Fiducial optimization for minimal target registration error in image-guided neurosurgery.

IEEE Trans Med Imaging 2012 Mar 6;31(3):725-37. Epub 2011 Dec 6.

Rachel and Selim Benin School of Engineering and Computer Science, The Hebrew University of Jerusalem, Jerusalem, Israel.

This paper presents new methods for the optimal selection of anatomical landmarks and optimal placement of fiducial markers in image-guided neurosurgery. These methods allow the surgeon to optimally plan fiducial marker locations on routine diagnostic images before preoperative imaging and to intraoperatively select the set of fiducial markers and anatomical landmarks that minimize the expected target registration error (TRE). The optimization relies on a novel empirical simulation-based TRE estimation method built on actual fiducial localization error (FLE) data.
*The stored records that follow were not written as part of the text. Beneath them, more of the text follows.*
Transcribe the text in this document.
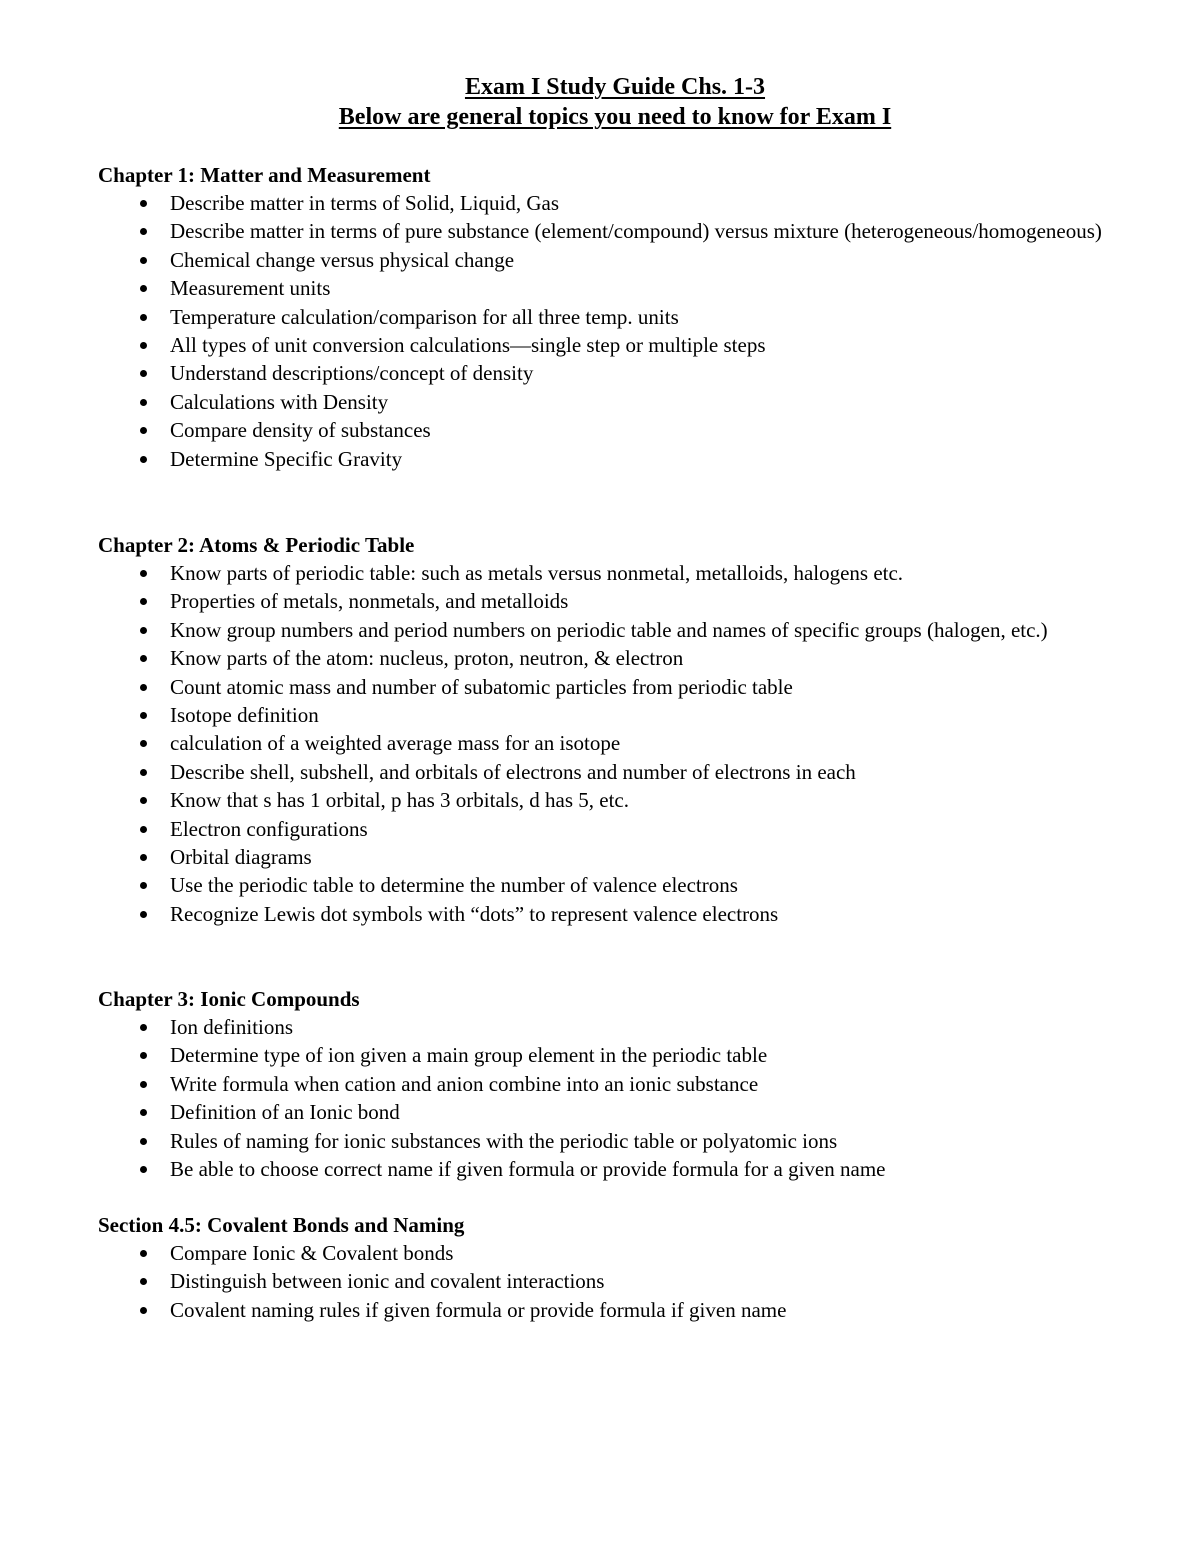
Exam I Study Guide Chs. 1-3
Below are general topics you need to know for Exam I
Chapter 1: Matter and Measurement
Describe matter in terms of Solid, Liquid, Gas
Describe matter in terms of pure substance (element/compound) versus mixture (heterogeneous/homogeneous)
Chemical change versus physical change
Measurement units
Temperature calculation/comparison for all three temp. units
All types of unit conversion calculations—single step or multiple steps
Understand descriptions/concept of density
Calculations with Density
Compare density of substances
Determine Specific Gravity
Chapter 2: Atoms & Periodic Table
Know parts of periodic table: such as metals versus nonmetal, metalloids, halogens etc.
Properties of metals, nonmetals, and metalloids
Know group numbers and period numbers on periodic table and names of specific groups (halogen, etc.)
Know parts of the atom: nucleus, proton, neutron, & electron
Count atomic mass and number of subatomic particles from periodic table
Isotope definition
calculation of a weighted average mass for an isotope
Describe shell, subshell, and orbitals of electrons and number of electrons in each
Know that s has 1 orbital, p has 3 orbitals, d has 5, etc.
Electron configurations
Orbital diagrams
Use the periodic table to determine the number of valence electrons
Recognize Lewis dot symbols with “dots” to represent valence electrons
Chapter 3: Ionic Compounds
Ion definitions
Determine type of ion given a main group element in the periodic table
Write formula when cation and anion combine into an ionic substance
Definition of an Ionic bond
Rules of naming for ionic substances with the periodic table or polyatomic ions
Be able to choose correct name if given formula or provide formula for a given name
Section 4.5: Covalent Bonds and Naming
Compare Ionic & Covalent bonds
Distinguish between ionic and covalent interactions
Covalent naming rules if given formula or provide formula if given name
Our methods take the guesswork out of the registration process and can reduce localization error without additional imaging and hardware. Our clinical experiments on five patients who underwent brain surgery with a navigation system show that optimizing one marker location and the anatomical landmarks configuration reduced the TRE. The average TRE values using the usual fiducials setup and using the suggested method were 4.7 mm and 3.2 mm, respectively. We observed a maximum improvement of 4 mm. Reducing the target registration error has the potential to support safer and more accurate minimally invasive neurosurgical procedures.